Sisense-Amazon Echo integration lets you ask Alexa questions about your business data

Sisense, a company which helps customers link multiple data sources and summarize them in a single dashboard view, has been working on ways to understand the data outside of the context of a computer.

Today, the company announced an initiative called Business Intelligence Virtually Everywhere. That could involve asking questions to a voice-driven system like the Amazon Echo or linking important Key Performance Indicators (KPIs) to an intelligent lightbulb that changes colors to represent the current state of the KPI — for example, green for meeting the metric, orange for being in danger of falling short, or red for missing it.

What Sisense has found in early trials, according to CEO Amir Orad, is that customers have a much more emotional connection to the data when it’s presented this way. He said one executive he spoke to comes in each morning, and before she unpacks her bag, she checks the color of the lightbulb. With that, she already senses whether it’s about to be a good day or a bad one, even before she’s opened her laptop.

Amazon Echo sitting next to a computer screen with Sisense data.

Image: Sisense

A few months ago, Sisense engineers began experimenting with finding ways to connect with Sisense data outside of a computer screen. One of the earliest ideas was Echo integration.

Imagine being able to ask meaningful questions about your most important business metrics: “Alexa, what are the daily sales figure for today?” or “Alexa, what was our revenue last quarter?

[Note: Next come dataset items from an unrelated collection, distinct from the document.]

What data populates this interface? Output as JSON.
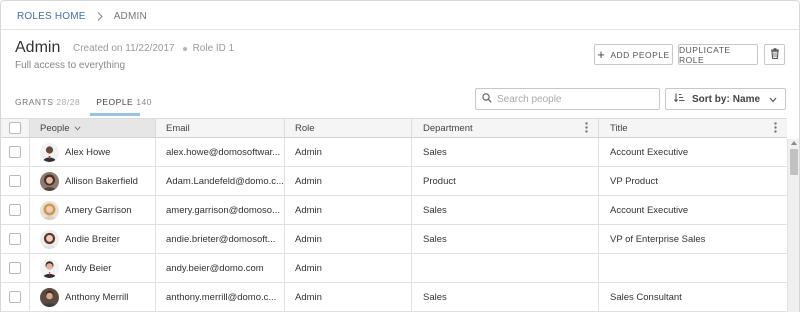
{
  "breadcrumb": {
    "home": "ROLES HOME",
    "current": "ADMIN"
  },
  "role": {
    "name": "Admin",
    "created": "Created on 11/22/2017",
    "role_id": "Role ID 1",
    "description": "Full access to everything"
  },
  "actions": {
    "add_people": "ADD PEOPLE",
    "duplicate_role": "DUPLICATE ROLE"
  },
  "tabs": [
    {
      "label": "GRANTS",
      "count": "28/28",
      "active": false
    },
    {
      "label": "PEOPLE",
      "count": "140",
      "active": true
    }
  ],
  "search": {
    "placeholder": "Search people"
  },
  "sort": {
    "label": "Sort by:",
    "value": "Name"
  },
  "table": {
    "columns": [
      "People",
      "Email",
      "Role",
      "Department",
      "Title"
    ],
    "rows": [
      {
        "name": "Alex Howe",
        "email": "alex.howe@domosoftwar...",
        "role": "Admin",
        "department": "Sales",
        "title": "Account Executive"
      },
      {
        "name": "Allison Bakerfield",
        "email": "Adam.Landefeld@domo.c...",
        "role": "Admin",
        "department": "Product",
        "title": "VP Product"
      },
      {
        "name": "Amery Garrison",
        "email": "amery.garrison@domoso...",
        "role": "Admin",
        "department": "Sales",
        "title": "Account Executive"
      },
      {
        "name": "Andie Breiter",
        "email": "andie.brieter@domosoft...",
        "role": "Admin",
        "department": "Sales",
        "title": "VP of Enterprise Sales"
      },
      {
        "name": "Andy Beier",
        "email": "andy.beier@domo.com",
        "role": "Admin",
        "department": "",
        "title": ""
      },
      {
        "name": "Anthony Merrill",
        "email": "anthony.merrill@domo.c...",
        "role": "Admin",
        "department": "Sales",
        "title": "Sales Consultant"
      }
    ]
  },
  "colors": {
    "link": "#3f6fae",
    "tab_underline": "#99c3e6",
    "header_bg": "#f5f5f5"
  }
}
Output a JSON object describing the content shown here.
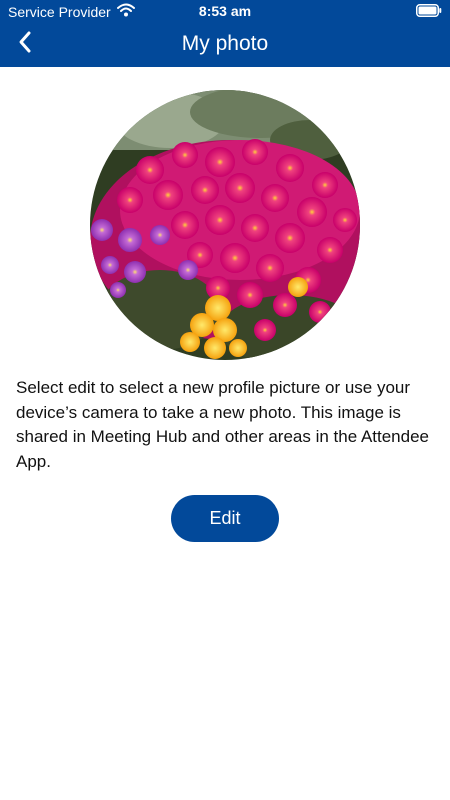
{
  "status_bar": {
    "carrier": "Service Provider",
    "time": "8:53 am",
    "wifi_icon": "wifi-icon",
    "battery_icon": "battery-icon"
  },
  "header": {
    "title": "My photo",
    "back_icon": "chevron-left-icon"
  },
  "profile_photo": {
    "subject": "pink-flowers-photo"
  },
  "main": {
    "description": "Select edit to select a new profile picture or use your device’s camera to take a new photo. This image is shared in Meeting Hub and other areas in the Attendee App.",
    "edit_label": "Edit"
  },
  "colors": {
    "brand": "#02499a",
    "background": "#ffffff",
    "text": "#111111"
  }
}
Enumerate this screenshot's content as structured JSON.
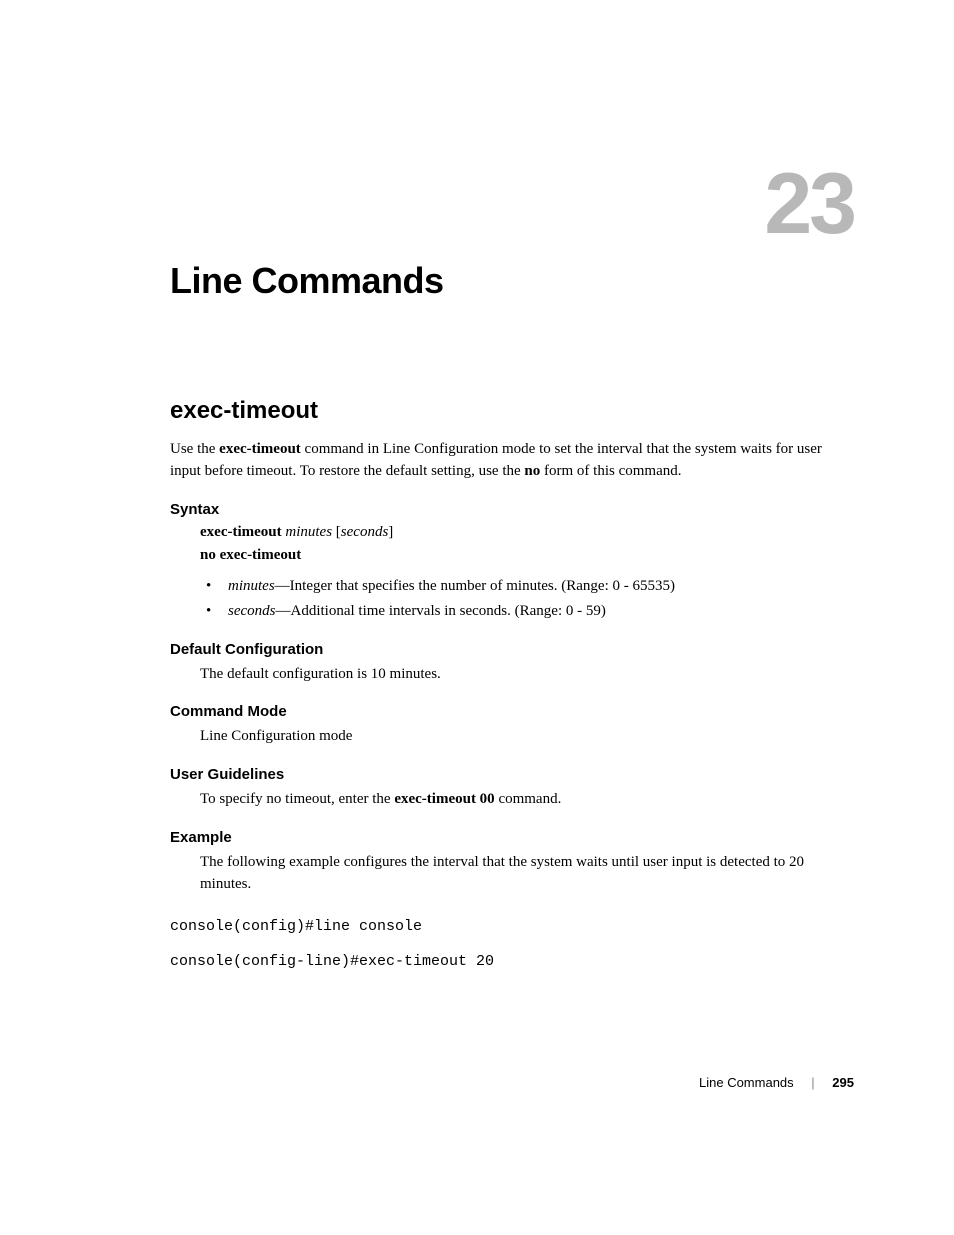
{
  "chapter": {
    "number": "23",
    "title": "Line Commands"
  },
  "section": {
    "title": "exec-timeout",
    "intro_parts": {
      "p1": "Use the ",
      "p2": "exec-timeout",
      "p3": " command in Line Configuration mode to set the interval that the system waits for user input before timeout. To restore the default setting, use the ",
      "p4": "no",
      "p5": " form of this command."
    }
  },
  "syntax": {
    "heading": "Syntax",
    "line1": {
      "cmd": "exec-timeout",
      "arg1": "minutes",
      "bracket_open": " [",
      "arg2": "seconds",
      "bracket_close": "]"
    },
    "line2": "no exec-timeout",
    "bullets": [
      {
        "term": "minutes",
        "desc": "—Integer that specifies the number of minutes. (Range: 0 - 65535)"
      },
      {
        "term": "seconds",
        "desc": "—Additional time intervals in seconds. (Range: 0 - 59)"
      }
    ]
  },
  "default_config": {
    "heading": "Default Configuration",
    "text": "The default configuration is 10 minutes."
  },
  "command_mode": {
    "heading": "Command Mode",
    "text": "Line Configuration mode"
  },
  "user_guidelines": {
    "heading": "User Guidelines",
    "parts": {
      "p1": "To specify no timeout, enter the ",
      "p2": "exec-timeout 00",
      "p3": " command."
    }
  },
  "example": {
    "heading": "Example",
    "text": "The following example configures the interval that the system waits until user input is detected to 20 minutes.",
    "code": [
      "console(config)#line console",
      "console(config-line)#exec-timeout 20"
    ]
  },
  "footer": {
    "section": "Line Commands",
    "page": "295"
  }
}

James Levine, a Sisense customer from Act-On Software, has been using the Echo integration. While he was familiar with the device in a consumer context, he said that he had a hard time picturing how it would function at work until he actually used it to monitor key performance indicators. He found that people were really engaging with it, and he saw usage go up at the end of the quarter as they wanted to be sure they were meeting their sales goals.

He has also been using the light bulb system to monitor customer hold times. Looking up and seeing the light bulb is red is a clear signal that there is a problem and it needs to be addressed immediately.

As for the future, Levine would like to see these items linked together instead of a single instance of the smart bulb. “I would like to set up a switch board or color coded light bar to tell us more than one thing, to get a general sense of the business,” he said.

That could happen down the road, but for now, the initial integrations are a pretty cool starting point.